Thomas Cogan and The Haven of Health: Printing and Creation
Printing and Creation
Thomas Orwin printed this edition of The Haven of Health in 1588. Although he had his own printing devices, the device used on the title page is not one he commonly used.  Printing devices were woodblock designs that distinguished publishers and booksellers from their competitors.  The barrel with the letters "nor" and the letter "W" underneath indicate this device belonged to the bookseller William Norton.
The book appears to be printed on paper as opposed to parchment or vellum.
Orwin began his printing career in London as an apprentice to Thomas Purfoot. When his predecessor George Robinson passed away in the 1580s, Orwin married Robinson's widow and took over his business. 
Each page in the book has a red colored edge. This technique of coloring the edges was used to prevent the pages from becoming dirty or damaged.  The pages are still in excellent condition for being over 400 years old, and the colored edges have helped maintain their integrity. Although preservation was the primary purpose for edge coloring, this technique was also used as a means of decoration.
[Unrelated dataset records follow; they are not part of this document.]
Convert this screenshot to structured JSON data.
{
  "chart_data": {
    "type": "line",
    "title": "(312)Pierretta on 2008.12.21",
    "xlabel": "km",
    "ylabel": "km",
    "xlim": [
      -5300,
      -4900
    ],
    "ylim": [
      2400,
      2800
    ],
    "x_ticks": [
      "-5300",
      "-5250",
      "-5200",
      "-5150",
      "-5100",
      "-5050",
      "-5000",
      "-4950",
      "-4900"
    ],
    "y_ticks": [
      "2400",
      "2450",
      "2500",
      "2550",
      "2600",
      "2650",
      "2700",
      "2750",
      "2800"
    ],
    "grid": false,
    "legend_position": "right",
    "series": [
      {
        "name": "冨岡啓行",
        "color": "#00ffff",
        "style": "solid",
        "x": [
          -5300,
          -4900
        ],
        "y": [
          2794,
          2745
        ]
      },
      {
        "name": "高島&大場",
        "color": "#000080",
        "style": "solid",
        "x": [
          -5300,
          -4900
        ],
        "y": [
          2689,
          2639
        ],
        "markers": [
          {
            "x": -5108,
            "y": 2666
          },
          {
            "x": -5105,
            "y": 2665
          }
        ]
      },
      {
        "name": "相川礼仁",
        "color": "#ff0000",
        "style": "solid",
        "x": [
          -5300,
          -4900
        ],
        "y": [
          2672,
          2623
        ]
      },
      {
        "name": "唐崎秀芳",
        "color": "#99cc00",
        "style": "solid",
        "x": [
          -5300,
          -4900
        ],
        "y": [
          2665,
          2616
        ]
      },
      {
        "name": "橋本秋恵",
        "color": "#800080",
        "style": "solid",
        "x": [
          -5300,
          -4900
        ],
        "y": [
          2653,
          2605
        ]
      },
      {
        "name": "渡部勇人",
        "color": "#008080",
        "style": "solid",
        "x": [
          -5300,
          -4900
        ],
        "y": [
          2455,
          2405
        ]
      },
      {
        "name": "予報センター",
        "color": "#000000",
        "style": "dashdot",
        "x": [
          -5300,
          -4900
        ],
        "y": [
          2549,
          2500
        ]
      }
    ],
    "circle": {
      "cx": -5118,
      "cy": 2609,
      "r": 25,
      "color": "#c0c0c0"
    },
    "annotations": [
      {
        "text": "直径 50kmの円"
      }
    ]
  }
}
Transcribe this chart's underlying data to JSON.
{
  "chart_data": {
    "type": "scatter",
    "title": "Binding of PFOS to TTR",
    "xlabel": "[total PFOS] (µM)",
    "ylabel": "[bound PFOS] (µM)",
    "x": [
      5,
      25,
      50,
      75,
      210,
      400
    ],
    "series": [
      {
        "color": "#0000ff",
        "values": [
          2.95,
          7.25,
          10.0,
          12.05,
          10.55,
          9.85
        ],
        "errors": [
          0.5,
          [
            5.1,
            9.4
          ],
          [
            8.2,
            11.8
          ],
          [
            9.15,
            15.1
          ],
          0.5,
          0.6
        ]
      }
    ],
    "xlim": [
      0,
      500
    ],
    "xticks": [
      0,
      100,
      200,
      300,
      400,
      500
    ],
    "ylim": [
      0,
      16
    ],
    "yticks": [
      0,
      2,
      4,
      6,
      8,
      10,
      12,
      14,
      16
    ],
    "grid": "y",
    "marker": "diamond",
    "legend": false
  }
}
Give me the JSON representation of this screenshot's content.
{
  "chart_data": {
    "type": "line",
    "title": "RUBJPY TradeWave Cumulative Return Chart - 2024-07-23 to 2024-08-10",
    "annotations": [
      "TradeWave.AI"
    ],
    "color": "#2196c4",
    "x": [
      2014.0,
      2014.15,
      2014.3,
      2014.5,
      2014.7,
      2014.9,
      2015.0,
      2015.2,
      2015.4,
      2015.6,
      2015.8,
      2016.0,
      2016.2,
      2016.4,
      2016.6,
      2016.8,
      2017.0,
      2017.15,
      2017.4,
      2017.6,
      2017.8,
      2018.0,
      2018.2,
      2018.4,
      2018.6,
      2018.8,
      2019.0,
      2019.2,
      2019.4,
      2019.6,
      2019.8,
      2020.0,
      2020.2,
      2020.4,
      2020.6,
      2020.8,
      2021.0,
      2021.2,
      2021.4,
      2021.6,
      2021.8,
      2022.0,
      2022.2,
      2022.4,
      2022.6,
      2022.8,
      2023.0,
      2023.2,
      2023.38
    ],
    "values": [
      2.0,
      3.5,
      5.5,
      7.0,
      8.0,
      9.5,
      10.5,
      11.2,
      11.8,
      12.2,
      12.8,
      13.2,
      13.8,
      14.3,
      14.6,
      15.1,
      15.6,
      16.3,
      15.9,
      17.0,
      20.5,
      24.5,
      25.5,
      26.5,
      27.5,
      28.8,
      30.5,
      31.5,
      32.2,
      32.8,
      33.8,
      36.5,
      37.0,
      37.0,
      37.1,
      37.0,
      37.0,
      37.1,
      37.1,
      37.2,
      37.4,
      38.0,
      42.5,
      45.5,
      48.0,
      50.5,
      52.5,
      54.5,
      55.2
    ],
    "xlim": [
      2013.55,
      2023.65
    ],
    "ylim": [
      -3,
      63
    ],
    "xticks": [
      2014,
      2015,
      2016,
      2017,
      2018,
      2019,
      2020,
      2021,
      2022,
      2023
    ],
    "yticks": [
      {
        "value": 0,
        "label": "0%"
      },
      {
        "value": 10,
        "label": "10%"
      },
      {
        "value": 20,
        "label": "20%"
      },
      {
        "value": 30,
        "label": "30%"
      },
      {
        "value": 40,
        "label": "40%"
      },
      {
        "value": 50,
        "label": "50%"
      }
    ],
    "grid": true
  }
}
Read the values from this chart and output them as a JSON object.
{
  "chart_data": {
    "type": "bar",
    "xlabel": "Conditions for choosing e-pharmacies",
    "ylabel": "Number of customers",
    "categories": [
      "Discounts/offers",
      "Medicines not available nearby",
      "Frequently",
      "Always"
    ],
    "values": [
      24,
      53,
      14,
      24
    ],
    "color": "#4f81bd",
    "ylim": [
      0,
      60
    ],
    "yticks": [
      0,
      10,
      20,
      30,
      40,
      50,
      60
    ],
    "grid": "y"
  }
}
The process of edge coloring is done by mixing oil and a material such as Armenian Bole (a red clay) and carefully applying the mixture in order to protect and color the edges. 
It is more than likely that this book was not bound by Thomas Orwin, but instead by the original owner of the book. During the Renaissance period, it was common practice to have the book bound after it was purchased by someone entirely different than the book publisher or the book seller. The cover is probably made out of pasteboard. 
The name Arthur S. Donkin M.D. is displayed on the inside front cover. This name appears exactly as it does on the label in a medical journal from the 1800s , providing evidence that he owned the book over 200 years after its printing.
 "Printing in England from William Caxton to Christopher Barker," Special Collections, Accessed April 2, 2015, http://special.lib.gla.ac.uk/exhibns/printing.
 Richard W. Clement, "Medieval and Renaissance Book Production - Printed Books," Part 2, Medieval and Renaissance Book Production - Printed Books. Accessed April 7, 2015, http://www.the-orb.net/encyclop/culture/books/medbook2.html.
"Printing in England."
 Paul N. Hasluck, "- About Bookbinding -," Coloring Book Edges : Bookbinding by Paul Hasluck, Accessed April 2, 2015, http://www.aboutbookbinding.com/bookbinding/Coloring-Book-Edges.html.
 Clement, "Medieval and Renaissance Book Production," Part 2.
 "On The Relation Between Diabetes And Food, And Its Application To The Treatment Of The Disease by Arthur Donkin," The British Medical Journal 2, no. 770 (1875): 429-30.